A delegation of Saudis close to the prince visited the United States as early as the month Trump was elected, the documents show, and brought back a report identifying Kushner as a crucial focal point in the courtship of the new administration. He brought to the job scant knowledge about the region, a transactional mind-set and an intense focus on reaching a deal with the Palestinians that met Israel’s demands, the delegation noted.
Even then, before the inauguration, the Saudis were trying to position themselves as essential allies who could help the Trump administration fulfill its campaign pledges. In addition to offering to help resolve the dispute between Israel and the Palestinians, the Saudis offered hundreds of billions of dollars in deals to buy U.S. weapons and invest in U.S. infrastructure. Trump later announced versions of some of these items with great fanfare when he made his first foreign trip: to an Arab-Islamic summit in Riyadh, the Saudi capital. The Saudis had extended that invitation during the delegation’s November 2016 visit.
“The inner circle is predominantly deal-makers who lack familiarity with political customs and deep institutions, and they support Jared Kushner,” the Saudi delegation wrote of the incoming administration in a slide presentation obtained by the Lebanese newspaper Al Akhbar, which provided it to the Times.

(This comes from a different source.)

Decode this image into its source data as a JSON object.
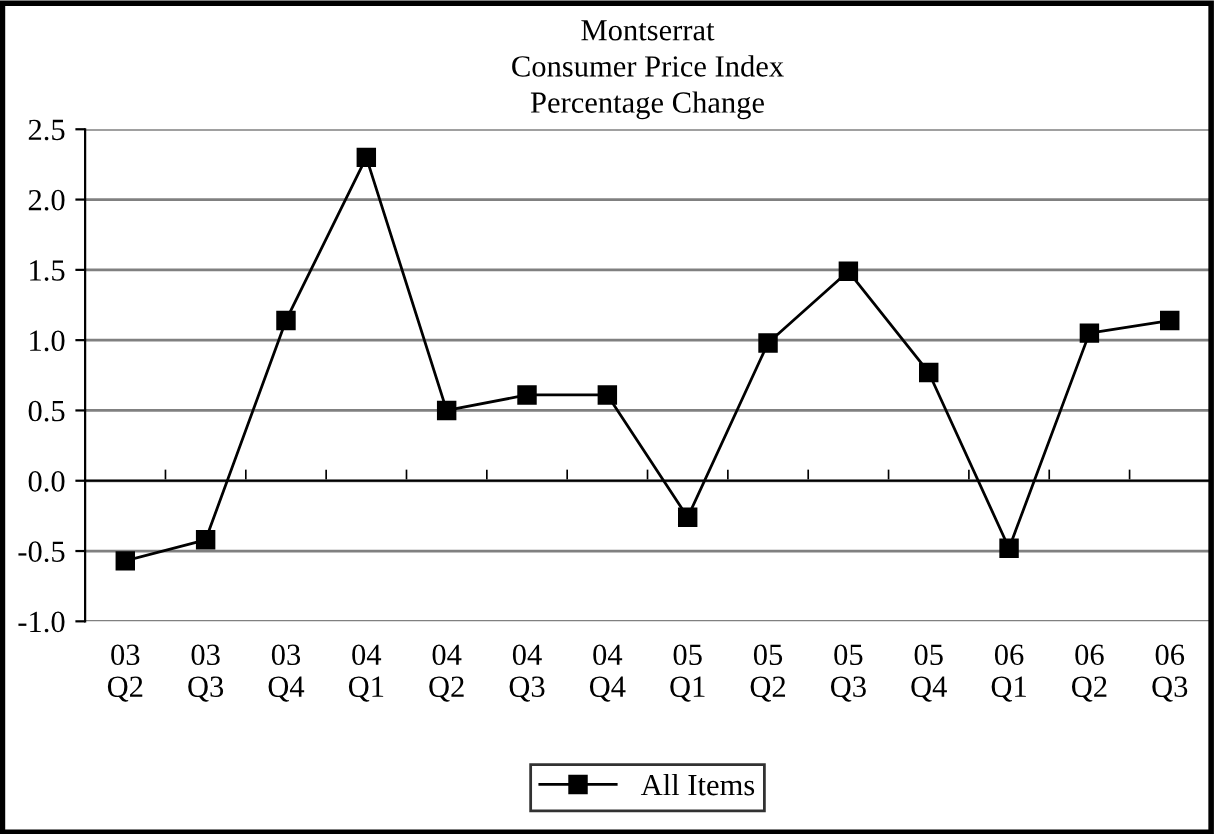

Several Americans who spoke with the delegation confirmed the slide presentation’s accounts of the discussions.
The courtship of Kushner appears to have worked.
By March, Kushner helped usher Crown Prince Mohammed into a formal lunch with Trump in a state dining room at the White House, capitalizing on a last-minute cancellation by Chancellor Angela Merkel of Germany because of a snowstorm.
“The relationship between Jared Kushner and Mohammed bin Salman constitutes the foundation of the Trump policy not just toward Saudi Arabia but toward the region,” said Martin Indyk, a fellow at the Council on Foreign Relations and a former Middle East envoy. The administration’s reliance on the Saudis in the peace process, its support for the kingdom’s feud with Qatar, a U.S. ally, and its backing of the Saudi-led intervention in Yemen, he said, all grew out of “that bromance.”
Top aides to the prince met with Kushner on a trip to New York in November 2016, after the election.
Within weeks of Trump’s move into the White House, Kushner had embraced the delegation’s proposal for the president to visit Riyadh, according to a person who discussed it with Kushner and a second person familiar with his plans.
By around March 2017, senior officials in the State Department and the Pentagon began to worry about the one-on-one communications between Crown Prince Mohammed — who is known to favor the encrypted online messaging service WhatsApp — and Kushner. “There was a risk the Saudis were playing him,” one former White House official said, speaking on condition of anonymity to discuss internal deliberations.
Few of the Saudi promises have amounted to much. After offering $50 billion in new weapons contracts, the Saudis have signed only letters of interest or intent without any firm deals. After proposing to marshal up to $100 billion in investments in American infrastructure, the Saudis have announced an investment of only $20 billion.